With the game lacking the various vehicle types, long list of stages and single-player Challenge mode of the original, all the emphasis is on the multiplayer, making the relative impossibility of playing with other people is biggest issue here. As mentioned earlier local multiplayer is extremely limited and uninteresting, consisting of an elimination mode for racing and a small-scale battle arena. Both are claustrophobic and scrappy, as the game does not support split screen.

Worse, I played through dozens of online matches and the game struggled to fill the match with players every single time. This means each brief race was preceded by minutes of fruitless searching, with the end result seeing me pitted against a squad of AI (and maybe one human opponent) anyway.
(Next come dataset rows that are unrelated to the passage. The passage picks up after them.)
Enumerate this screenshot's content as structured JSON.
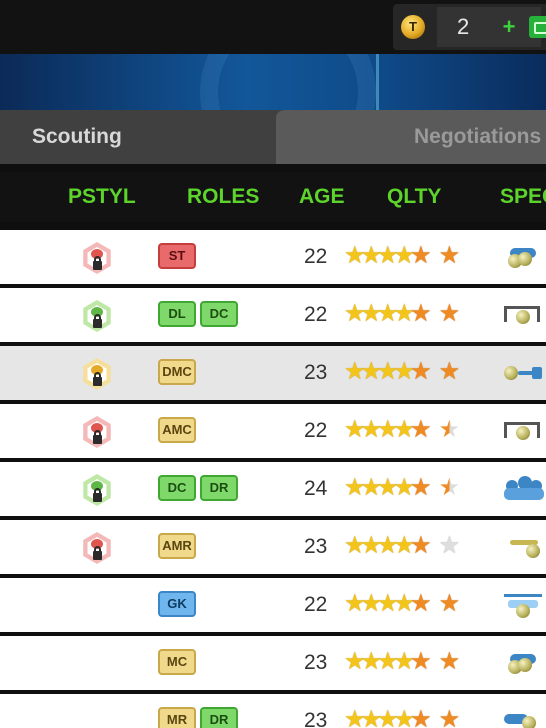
{
  "topbar": {
    "coin_symbol": "T",
    "coin_value": "2",
    "plus_label": "+",
    "coin_icon": "token-coin-icon",
    "cash_icon": "cash-icon"
  },
  "tabs": [
    {
      "label": "Scouting",
      "active": true
    },
    {
      "label": "Negotiations",
      "active": false
    }
  ],
  "columns": [
    "PSTYL",
    "ROLES",
    "AGE",
    "QLTY",
    "SPEC"
  ],
  "colors": {
    "header_green": "#5cd42b",
    "star_gold": "#f3c419",
    "star_orange": "#f08a22",
    "role_red": "#e86a6a",
    "role_green": "#7fd86a",
    "role_yellow": "#f0d98a",
    "role_blue": "#6fb6ee"
  },
  "players": [
    {
      "pstyl": "red",
      "roles": [
        {
          "label": "ST",
          "color": "red"
        }
      ],
      "age": "22",
      "quality": 4.5,
      "potential": "full",
      "spec": "dribbling-icon"
    },
    {
      "pstyl": "green",
      "roles": [
        {
          "label": "DL",
          "color": "green"
        },
        {
          "label": "DC",
          "color": "green"
        }
      ],
      "age": "22",
      "quality": 4.5,
      "potential": "full",
      "spec": "goal-icon"
    },
    {
      "pstyl": "yellow",
      "roles": [
        {
          "label": "DMC",
          "color": "yellow"
        }
      ],
      "age": "23",
      "quality": 4.5,
      "potential": "full",
      "spec": "pass-icon",
      "highlight": true
    },
    {
      "pstyl": "red",
      "roles": [
        {
          "label": "AMC",
          "color": "yellow"
        }
      ],
      "age": "22",
      "quality": 4.5,
      "potential": "half",
      "spec": "goal-icon"
    },
    {
      "pstyl": "green",
      "roles": [
        {
          "label": "DC",
          "color": "green"
        },
        {
          "label": "DR",
          "color": "green"
        }
      ],
      "age": "24",
      "quality": 4.5,
      "potential": "half",
      "spec": "team-icon"
    },
    {
      "pstyl": "red",
      "roles": [
        {
          "label": "AMR",
          "color": "yellow"
        }
      ],
      "age": "23",
      "quality": 4.5,
      "potential": "empty",
      "spec": "cross-icon"
    },
    {
      "pstyl": "",
      "roles": [
        {
          "label": "GK",
          "color": "blue"
        }
      ],
      "age": "22",
      "quality": 4.5,
      "potential": "full",
      "spec": "goalkeeper-icon"
    },
    {
      "pstyl": "",
      "roles": [
        {
          "label": "MC",
          "color": "yellow"
        }
      ],
      "age": "23",
      "quality": 4.5,
      "potential": "full",
      "spec": "dribbling-icon"
    },
    {
      "pstyl": "",
      "roles": [
        {
          "label": "MR",
          "color": "yellow"
        },
        {
          "label": "DR",
          "color": "green"
        }
      ],
      "age": "23",
      "quality": 4.5,
      "potential": "full",
      "spec": "tackle-icon"
    }
  ]
}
Even if this was Rocket League or Overwatch, where the core experience is fun enough to motivate me to keep coming back, I probably wouldn't tolerate such a desolate online game. If you have friends who also have the game you can link up online, but unless you have a lot of friends who want to jump in you'll face the same issues.

The biggest shame is that there is plenty of stuff here that I can see working if the overall execution was better. Playing ranked battles earns you points that unlocks loot boxes, which in turn randomly drop new paint-jobs and voice lines for the vehicles, for example, which is the kind of motivation that really works in the games World Tour was clearly inspired by. Plus the actual driving and many of the track designs are fun, or at least I imagine they would be in more interesting or better balanced game modes.

It's possible that some post-release updates will fix the online issues with the game, but it's hard to believe the more central problems could be alleviated. There's a kernel of a good idea in transforming Micro Machines into charming personalities that each have their own special skills they can use to work together, but if there's a way to jam that complex, strategic online play into the zany, top-down design of 26 years ago, this game isn't it.

Micro Machines World Tour is out now for PlayStation 4 (reviewed), Xbox One and PC.